Regarding drug-specific considerations, I would not use TMP/SMX in a patient older than 60 years of age and concurrently receiving a coumarin or an angiotensin-converting enzyme inhibitor. The C. difficile risk should be considered with clindamycin. Photosensitivity with tetracyclines can be a real concern if the patient is in a sunny climate. Quinolones come with warnings about tendon rupture and neurotoxicity. Linezolid carries with it the risk of SSRI interaction.^36,45,48-50

Vancomycin is known for its nephrotoxic potential, although I think that is less of a concern now with the shift from trough-based dosing—where higher trough levels were often targeted for many years—to area under the concentration curve–guided dosing strategies, which are associated with a lower risk of nephrotoxicity. However, I would still use caution when prescribing this to patients who are receiving other potentially nephrotoxic drugs.⁵¹

There is also a heightened awareness of hypoglycemia with linezolid, more so than with tedizolid. These drugs have monoamine oxidase–inhibitory activity, which can increase circulating catecholamines. They also increase sensitivity to insulin.^45,46

Increasing reports of hypoglycemia with linezolid, particularly in patients with type 2 diabetes, are reflected now in the prescribing information. I think that is an additional concern, especially for treatment-naive patients.⁴⁵

Of note, although OPAT increases compliance, oral therapy is associated with nonadherence.

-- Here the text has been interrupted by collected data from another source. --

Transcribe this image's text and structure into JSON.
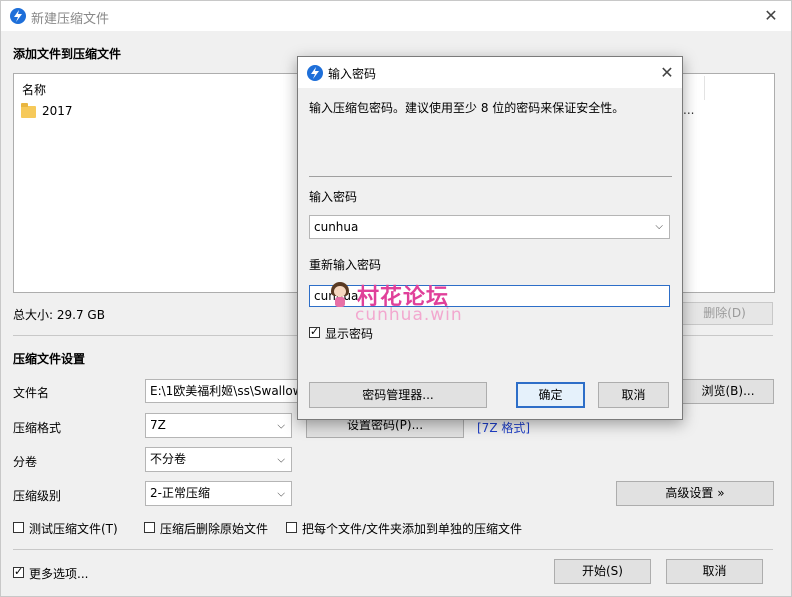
{
  "main": {
    "title": "新建压缩文件",
    "close": "✕",
    "add_files_heading": "添加文件到压缩文件",
    "list": {
      "header": "名称",
      "items": [
        {
          "name": "2017"
        }
      ],
      "right_truncated": "..."
    },
    "total_size": "总大小: 29.7 GB",
    "delete_button": "删除(D)",
    "settings_heading": "压缩文件设置",
    "filename_label": "文件名",
    "filename_value": "E:\\1欧美福利姬\\ss\\Swallow",
    "browse_button": "浏览(B)...",
    "format_label": "压缩格式",
    "format_value": "7Z",
    "set_password_button": "设置密码(P)...",
    "format_link": "[7Z 格式]",
    "split_label": "分卷",
    "split_value": "不分卷",
    "level_label": "压缩级别",
    "level_value": "2-正常压缩",
    "advanced_button": "高级设置 »",
    "checkboxes": [
      {
        "label": "测试压缩文件(T)",
        "checked": false
      },
      {
        "label": "压缩后删除原始文件",
        "checked": false
      },
      {
        "label": "把每个文件/文件夹添加到单独的压缩文件",
        "checked": false
      }
    ],
    "more_options": {
      "label": "更多选项...",
      "checked": true
    },
    "start_button": "开始(S)",
    "cancel_button": "取消"
  },
  "dialog": {
    "title": "输入密码",
    "close": "✕",
    "description": "输入压缩包密码。建议使用至少 8 位的密码来保证安全性。",
    "password_label": "输入密码",
    "password_value": "cunhua",
    "reenter_label": "重新输入密码",
    "reenter_value": "cunhua",
    "show_password": {
      "label": "显示密码",
      "checked": true
    },
    "manager_button": "密码管理器...",
    "ok_button": "确定",
    "cancel_button": "取消"
  },
  "watermark": {
    "text": "村花论坛",
    "url": "cunhua.win"
  },
  "colors": {
    "accent": "#1e6fd9",
    "link": "#1f3fc8",
    "watermark": "#e0409a"
  }
}
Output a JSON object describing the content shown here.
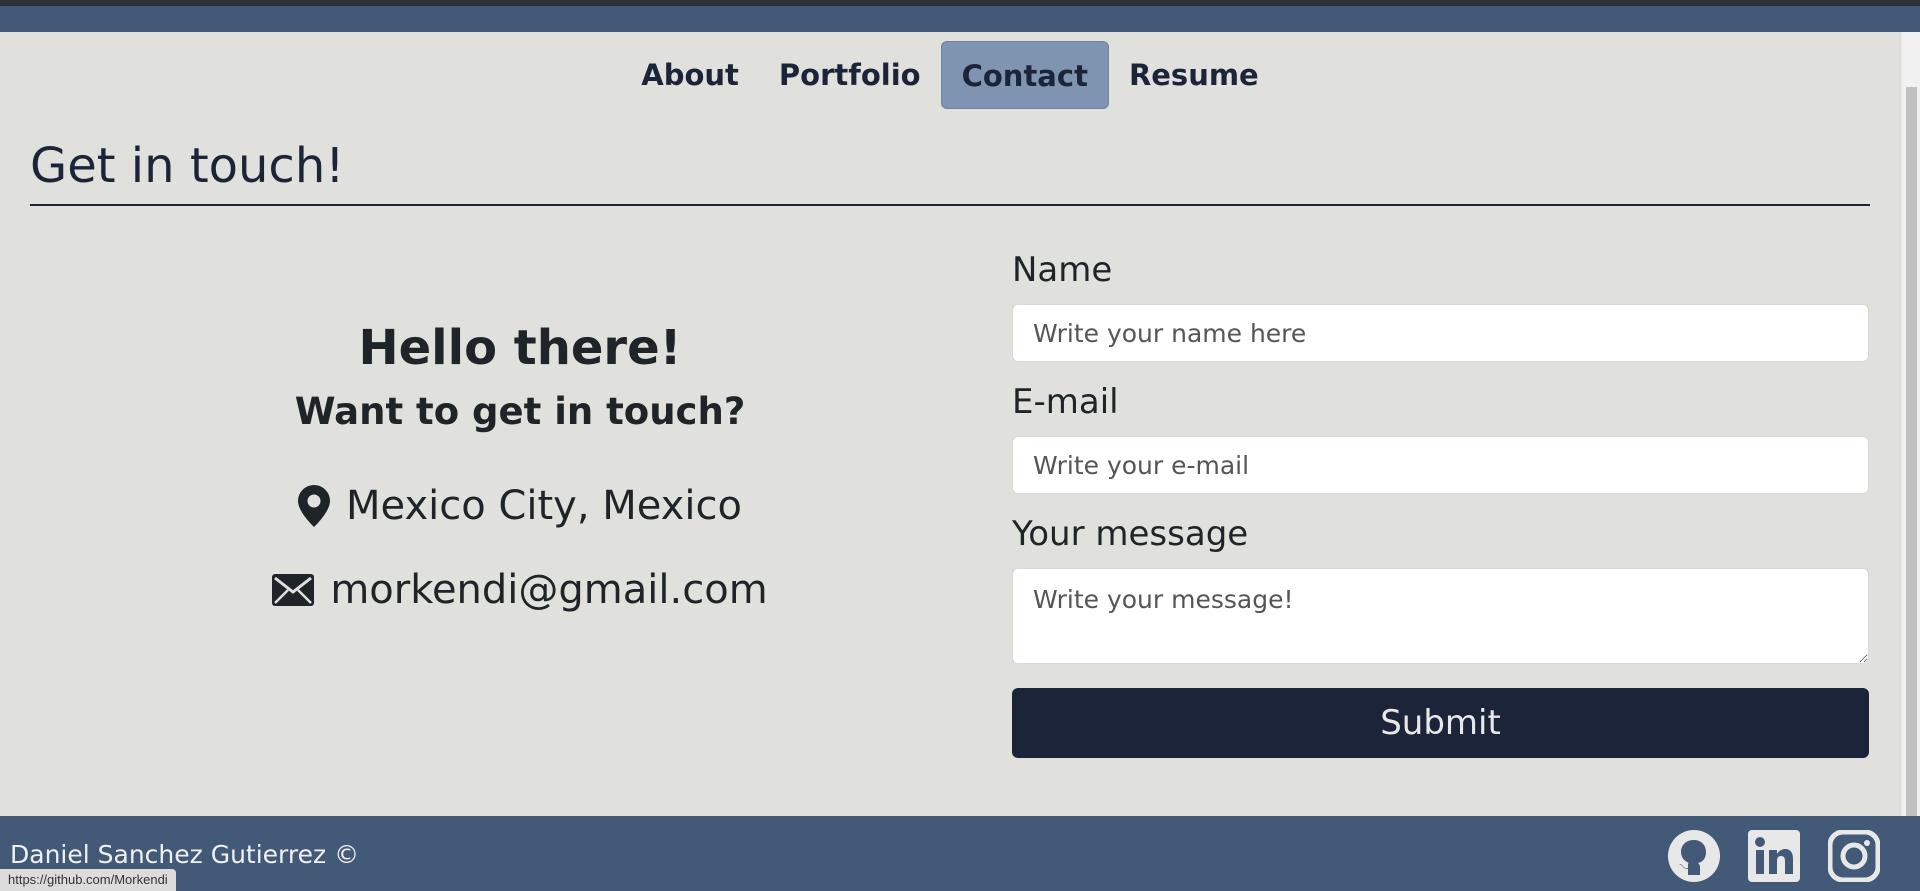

Nonadherence to postdischarge oral antibiotics is more than 50% in many patients.^52,53

This may be because of difficulty adhering to complicated dosing schedules, especially since some of these oral agents must be administered multiple times per day. For instance, combination therapy with cefalexin plus TMP/SMX entails 6 doses of antibiotics per day. Is it really practical to expect patients to take 6 doses per day for a week?²³

In practice, some HCPs have adopted more practical dosing to encourage better adherence. For example, cefalexin is usually dosed at 500 mg 4 times daily. I generally prescribe my patients a 1-g dose of cefalexin every 8 hours, or 3 times daily, to eliminate that middle dose in the middle of the day.⁵⁴

Simplified dose regimens also can be further justification for using newer agents with less frequent dosing.